Chinese culture has the concept of ‘eating bitterness’ and it is universal. It’s about being able to take the suffering, loss, pain, humiliation, and all the other bitter stuff that life can throw at you, enduring it, and building character, strength, and resilience out of it. It’s a virtue. It’s a universally admired trait.
North American culture is not great at eating bitterness. The culture here is more about eating sweet, or living the good life, and when people have to eat bitterness, especially those expecting to eat sweet, it is viewed as shameful and castigating rather than normal, and it easily turns a person towards grievance and a sense of injustice that makes them bitter inside instead of resilient and optimistic.
This is why I think men in North America, especially white men, have turned to characters like Jordan Peterson, or in worse cases, Andrew Tate. Jordan Peterson at least tries to help these men develop a sense of responsibility and strength that can be constructive and meaning- making. Guys like Tate, on the other hand, exploit their grievance to make them socially nihilistic. One is obviously much better than the other, but neither is a substitute for having a common social value place upon eating bitterness.

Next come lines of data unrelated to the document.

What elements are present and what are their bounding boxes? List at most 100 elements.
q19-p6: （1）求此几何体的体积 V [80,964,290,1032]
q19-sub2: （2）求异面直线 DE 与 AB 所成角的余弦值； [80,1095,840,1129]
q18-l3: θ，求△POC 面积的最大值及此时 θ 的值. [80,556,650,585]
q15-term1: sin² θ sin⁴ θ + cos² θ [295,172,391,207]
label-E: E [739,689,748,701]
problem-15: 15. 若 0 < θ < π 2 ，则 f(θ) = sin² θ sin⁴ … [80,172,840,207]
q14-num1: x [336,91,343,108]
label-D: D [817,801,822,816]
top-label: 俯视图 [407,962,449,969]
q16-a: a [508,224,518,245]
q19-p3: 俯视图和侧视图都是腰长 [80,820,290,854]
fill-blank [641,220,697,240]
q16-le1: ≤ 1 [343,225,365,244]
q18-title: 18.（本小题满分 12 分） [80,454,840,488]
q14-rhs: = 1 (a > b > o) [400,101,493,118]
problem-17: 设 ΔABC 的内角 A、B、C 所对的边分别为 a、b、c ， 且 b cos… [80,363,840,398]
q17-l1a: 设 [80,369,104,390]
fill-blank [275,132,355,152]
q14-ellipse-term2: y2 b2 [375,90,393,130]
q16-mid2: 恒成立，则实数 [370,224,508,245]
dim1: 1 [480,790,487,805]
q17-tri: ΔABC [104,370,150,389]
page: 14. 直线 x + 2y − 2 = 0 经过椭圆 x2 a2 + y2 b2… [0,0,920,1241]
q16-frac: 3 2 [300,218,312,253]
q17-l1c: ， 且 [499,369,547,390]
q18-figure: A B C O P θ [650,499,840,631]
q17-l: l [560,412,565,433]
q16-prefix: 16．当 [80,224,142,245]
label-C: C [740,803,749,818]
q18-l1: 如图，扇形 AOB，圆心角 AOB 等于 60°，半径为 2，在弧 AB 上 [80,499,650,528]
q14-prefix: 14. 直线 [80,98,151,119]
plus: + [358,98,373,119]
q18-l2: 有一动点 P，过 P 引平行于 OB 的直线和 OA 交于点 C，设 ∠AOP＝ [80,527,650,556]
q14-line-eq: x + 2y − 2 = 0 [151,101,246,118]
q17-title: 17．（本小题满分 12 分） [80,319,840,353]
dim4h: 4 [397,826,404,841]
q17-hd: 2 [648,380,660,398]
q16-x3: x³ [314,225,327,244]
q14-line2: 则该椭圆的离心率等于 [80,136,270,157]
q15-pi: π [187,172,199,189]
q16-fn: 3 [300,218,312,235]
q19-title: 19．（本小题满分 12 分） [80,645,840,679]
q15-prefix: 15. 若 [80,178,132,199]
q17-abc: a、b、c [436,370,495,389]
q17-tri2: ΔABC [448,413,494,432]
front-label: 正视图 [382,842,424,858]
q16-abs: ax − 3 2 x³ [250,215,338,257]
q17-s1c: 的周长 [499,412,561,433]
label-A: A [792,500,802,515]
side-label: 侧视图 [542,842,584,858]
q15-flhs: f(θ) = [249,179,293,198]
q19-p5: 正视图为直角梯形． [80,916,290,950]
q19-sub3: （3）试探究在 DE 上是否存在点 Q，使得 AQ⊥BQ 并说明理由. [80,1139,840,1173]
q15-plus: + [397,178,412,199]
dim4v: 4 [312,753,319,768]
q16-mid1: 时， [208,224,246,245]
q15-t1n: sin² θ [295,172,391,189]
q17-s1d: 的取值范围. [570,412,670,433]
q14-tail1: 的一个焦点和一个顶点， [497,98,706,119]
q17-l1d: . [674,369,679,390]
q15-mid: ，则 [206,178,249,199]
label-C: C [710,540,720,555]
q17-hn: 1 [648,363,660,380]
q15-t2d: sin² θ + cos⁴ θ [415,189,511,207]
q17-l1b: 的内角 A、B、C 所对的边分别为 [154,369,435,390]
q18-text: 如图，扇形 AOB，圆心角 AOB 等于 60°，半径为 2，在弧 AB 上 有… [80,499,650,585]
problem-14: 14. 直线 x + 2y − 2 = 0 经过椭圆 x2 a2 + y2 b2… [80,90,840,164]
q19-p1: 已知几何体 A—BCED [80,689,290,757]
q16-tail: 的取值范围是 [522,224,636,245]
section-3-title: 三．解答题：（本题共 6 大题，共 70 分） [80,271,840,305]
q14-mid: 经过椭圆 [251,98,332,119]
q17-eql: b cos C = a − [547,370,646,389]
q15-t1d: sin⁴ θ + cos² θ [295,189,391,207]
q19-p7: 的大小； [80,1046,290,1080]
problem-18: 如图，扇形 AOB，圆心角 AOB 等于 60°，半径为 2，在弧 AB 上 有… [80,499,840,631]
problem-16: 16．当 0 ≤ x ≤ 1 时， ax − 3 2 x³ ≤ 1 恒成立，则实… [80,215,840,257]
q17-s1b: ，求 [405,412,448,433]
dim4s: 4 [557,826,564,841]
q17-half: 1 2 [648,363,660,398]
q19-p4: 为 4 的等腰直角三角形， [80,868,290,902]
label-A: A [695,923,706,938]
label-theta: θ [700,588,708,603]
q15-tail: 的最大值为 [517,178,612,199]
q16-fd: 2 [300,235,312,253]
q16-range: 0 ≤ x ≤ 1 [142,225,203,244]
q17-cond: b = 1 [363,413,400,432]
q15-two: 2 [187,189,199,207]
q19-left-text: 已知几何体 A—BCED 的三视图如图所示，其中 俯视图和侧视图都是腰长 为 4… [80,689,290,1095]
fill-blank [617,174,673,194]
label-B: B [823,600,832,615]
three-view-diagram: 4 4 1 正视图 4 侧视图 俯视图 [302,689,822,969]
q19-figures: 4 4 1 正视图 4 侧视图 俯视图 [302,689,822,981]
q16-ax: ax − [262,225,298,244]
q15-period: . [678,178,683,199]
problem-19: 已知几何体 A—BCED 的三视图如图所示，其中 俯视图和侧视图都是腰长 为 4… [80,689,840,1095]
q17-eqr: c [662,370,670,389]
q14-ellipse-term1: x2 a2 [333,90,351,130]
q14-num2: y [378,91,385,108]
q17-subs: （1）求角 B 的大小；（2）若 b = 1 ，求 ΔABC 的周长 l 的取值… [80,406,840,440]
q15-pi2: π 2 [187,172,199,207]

The “manosphere” gives aggrieved, frustrated, disappointed, and angry men stories to help them process their emotions, but they still rely upon self-centered and egotistical tropes like the hero’s journey or misogynistic worldviews. These don’t address the deeper and more universal reality that none of us (male or female) are heroes from Marvel movies, that deep, painfully-bitter experience is part of the common human journey, and that eating that bitterness with humility and without expectation of any award for being special, is a virtue that helps you develop character.
I’m not from NA and I don’t think that’s specific to NA, I saw this in people from Western Europe, Northern Africa and Japan. Also whatever positive aspect of traditional culture there may be, everything seems to get crushed by the social media bulldozer consumeing hours a day from childhood.
AFAB here and I agree 100% - the issue is that by elevating that which used to acceptably be oppressed, the primary oppressor feels that they have lost station and position as they see society as a ladder - if you aren’t at the top someone else is above you. That kind of thinking makes this even more difficult to solve.
How can right wing extremists hijack a “foundational framework” when you offer nothing. For them to hijack the conversation you would first have to offer substance that then is taken but you don’t offer anything. That is why they vote against you. You are for the betterment of one sex and that doesn’t include them. Why would they vote with you? If the situation were reversed you wouldn’t vote with them either.
I must live in a bubble. Both of my (university age) kids and their friends are vocally offended by Trump and Musk, and they think Polierve is a bad joke.
My oldest games online with a few Americans and they are also very anyi-trump. (“They wouldn’t be my friends if they supported him”)
You are most likely living in a bubble. Cherish it, but don’t forget, that there are a lot of people that feel different from you.
I do have the same experience. My social circle is very much open, tolerant and absolutely hates what the GOP in America and right leaning/right wing parties in Europe are doing and proposing. I know almost no young people that support strong conservative or right leaning policy and talking points. I am however also in contact with a different group of people (through my countrys military/military reserve), that very much leans into those right talking points and favours more conservative policy.
If you can, engage with them and try to understand them and help them understand your point.
Well the kids are leaning right because of propaganda and mind control. Plain and simple. Instagram and Twitter actively push ragebait content designed to radicalise impressionable kids.
Shitty parenting and the education system being eroded year by year. This is the generation that the billionaires wanted. Poor, stupid and complicit.